The Mad Biologist, of course, is never a bad reviewer…
Every so often, there’s a spate of articles about scientific fraud (here’s a recent entry). I don’t mean to downplay the issue–it is serious. In my daily work though, I encounter far more issues with poor reviewing and editing: that is, errors*. One of the things that keeps me off the streets and out of trouble is bioinformatic curation, which might (?) sound glamorous but is really nothing more than reading scientific literature closely and then extracting useful information to be added to databases and used in various software programs. For example, a paper might describe a mutation in a gene that confers resistance to an antibiotic, so I need to figure out what the mutation is and if it’s actually worth incorporating: I might not agree with the assessment of the authors (e.g., what they’re calling ‘resistance’ probably shouldn’t be considered resistance), or there might be some other data issue.
Let me give you a few, somewhat anonymized, examples:
- One paper described four different mutations that conferred resistance to an antibiotic–this was not some ‘throwaway’ point in the supplemental materials, but the primary point of the paper. Two had incorrectly identified locations. Because they had submitted the reads to NCBI (the U.S. government’s publicly available sequence repository), I was able to reassemble the genomes these results were derived from, and identify the correct positions. Both were clear typographical errors (e.g., position 82 instead of 92), and could not be attributed to other things (e.g., for the cognescenti, this isn’t an issue of quibbling about start sites).
- One paper described a series of ‘new’ genes (and they conferred the expected phenotypes) that were completely identical to existing genes except for the last twenty amino acids or so. Both visual inspection of the sequences and the reassembly of the genomes in which they were found showed these were obvious frameshift mutations, and not ‘novel’ at all. That is, this was a clear-cut case of assembly error.
- Another paper had mutations that did not align to the reference, but in a weird way: they were off by 1, 4, 5, and 6 as one progressed from the 5’end (the ‘front’ of the gene) to the 3′ end. What (I think) happened is, when they downloaded the sequence, they did not have it in a single line (e.g., ATGCATTCCC…). Instead, there were line breaks in the standard NCBI format of 70 characters per line, and they had ‘off by one errors’: the off by 1 mutation occurred on the second line, the off by 4 mutation occurred on the fifth line, and so on. Again, this is a very simple set of errors.
- Yet another case involved a position on a sequence, let’s say position 3,554, and the position was referred to nearly two dozen times in the paper (it was a key point of the paper), but it was clear from the only figure in the paper that it was position 8,554–and the deposited sequence backed that up.

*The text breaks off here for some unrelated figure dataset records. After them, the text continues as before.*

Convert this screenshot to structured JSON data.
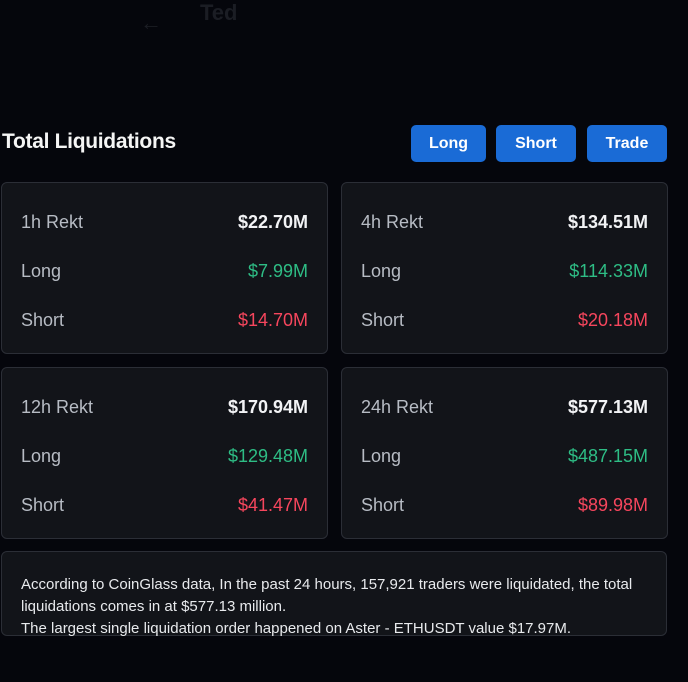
{
  "header": {
    "back_icon": "arrow-left-icon",
    "name": "Ted"
  },
  "title": "Total Liquidations",
  "buttons": {
    "long": "Long",
    "short": "Short",
    "trade": "Trade"
  },
  "colors": {
    "accent": "#1a6bd6",
    "long": "#2ebd85",
    "short": "#f6465d"
  },
  "cards": [
    {
      "label": "1h Rekt",
      "total": "$22.70M",
      "long_label": "Long",
      "long": "$7.99M",
      "short_label": "Short",
      "short": "$14.70M"
    },
    {
      "label": "4h Rekt",
      "total": "$134.51M",
      "long_label": "Long",
      "long": "$114.33M",
      "short_label": "Short",
      "short": "$20.18M"
    },
    {
      "label": "12h Rekt",
      "total": "$170.94M",
      "long_label": "Long",
      "long": "$129.48M",
      "short_label": "Short",
      "short": "$41.47M"
    },
    {
      "label": "24h Rekt",
      "total": "$577.13M",
      "long_label": "Long",
      "long": "$487.15M",
      "short_label": "Short",
      "short": "$89.98M"
    }
  ],
  "summary": {
    "line1": "According to CoinGlass data, In the past 24 hours, 157,921 traders were liquidated, the total liquidations comes in at $577.13 million.",
    "line2": "The largest single liquidation order happened on Aster - ETHUSDT value $17.97M."
  }
}
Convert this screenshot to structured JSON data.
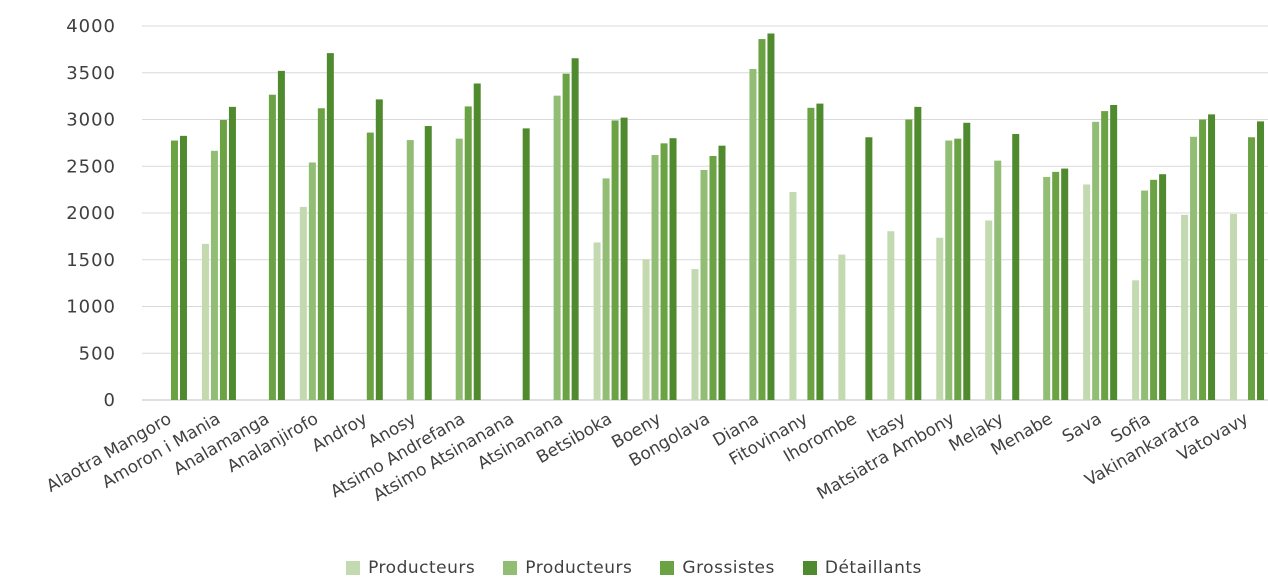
{
  "chart_data": {
    "type": "bar",
    "title": "",
    "xlabel": "",
    "ylabel": "",
    "ylim": [
      0,
      4000
    ],
    "yticks": [
      0,
      500,
      1000,
      1500,
      2000,
      2500,
      3000,
      3500,
      4000
    ],
    "grid": true,
    "legend_position": "bottom",
    "categories": [
      "Alaotra Mangoro",
      "Amoron i Mania",
      "Analamanga",
      "Analanjirofo",
      "Androy",
      "Anosy",
      "Atsimo Andrefana",
      "Atsimo Atsinanana",
      "Atsinanana",
      "Betsiboka",
      "Boeny",
      "Bongolava",
      "Diana",
      "Fitovinany",
      "Ihorombe",
      "Itasy",
      "Matsiatra Ambony",
      "Melaky",
      "Menabe",
      "Sava",
      "Sofia",
      "Vakinankaratra",
      "Vatovavy"
    ],
    "series": [
      {
        "name": "Producteurs",
        "color": "#c3d9b0",
        "values": [
          null,
          1670,
          null,
          2065,
          null,
          null,
          null,
          null,
          null,
          1685,
          1505,
          1400,
          null,
          2225,
          1555,
          1805,
          1735,
          1920,
          null,
          2305,
          1280,
          1980,
          1990
        ]
      },
      {
        "name": "Producteurs",
        "color": "#92bd74",
        "values": [
          null,
          2665,
          null,
          2540,
          null,
          2780,
          2795,
          null,
          3255,
          2370,
          2620,
          2460,
          3540,
          null,
          null,
          null,
          2775,
          2560,
          2385,
          2975,
          2240,
          2815,
          null
        ]
      },
      {
        "name": "Grossistes",
        "color": "#6aa244",
        "values": [
          2775,
          2995,
          3265,
          3120,
          2860,
          null,
          3140,
          null,
          3490,
          2990,
          2745,
          2610,
          3860,
          3125,
          null,
          3000,
          2795,
          null,
          2440,
          3090,
          2355,
          3000,
          2810
        ]
      },
      {
        "name": "Détaillants",
        "color": "#4f8a2e",
        "values": [
          2825,
          3135,
          3520,
          3710,
          3215,
          2930,
          3385,
          2905,
          3655,
          3020,
          2800,
          2720,
          3920,
          3170,
          2810,
          3135,
          2965,
          2845,
          2475,
          3155,
          2415,
          3055,
          2980
        ]
      }
    ]
  }
}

I’ll stop with the examples because this is depressing, but I could go on for thousands of words, if I were so inclined (life is too short however). But there are several important things to note. First, it’s a pain in the ass to extract these data, and some people just might give up, which is a failure of communication (I stick with it because I am paid to do so–it’s not the fun part of my job). Second, which is far more important than the Mad Biologist’s suffering, how do we trust the other parts of the paper? These examples are not about some minute part of a supplemental table, but are the critical findings of the paper. So how does a reader handle this? Ignore everything else? Pick only the good parts? Third, all of these issues should have been caught. Reviewers should check the key findings of the manuscript in review (and editors should make sure they’ve done so).
I don’t think these are cases of fraud at all (I’ve seen very few cases that even make me suspect fraud), but these are errors, ones that could have and should have been caught in the review process. So I do think fraud is an obvious and documented problem, but poor reviewing and editing also is a serious problem.
I will now go outside and yell at clouds.
*I have seen the very occasional article that makes me wonder if the whole damn thing was made up however.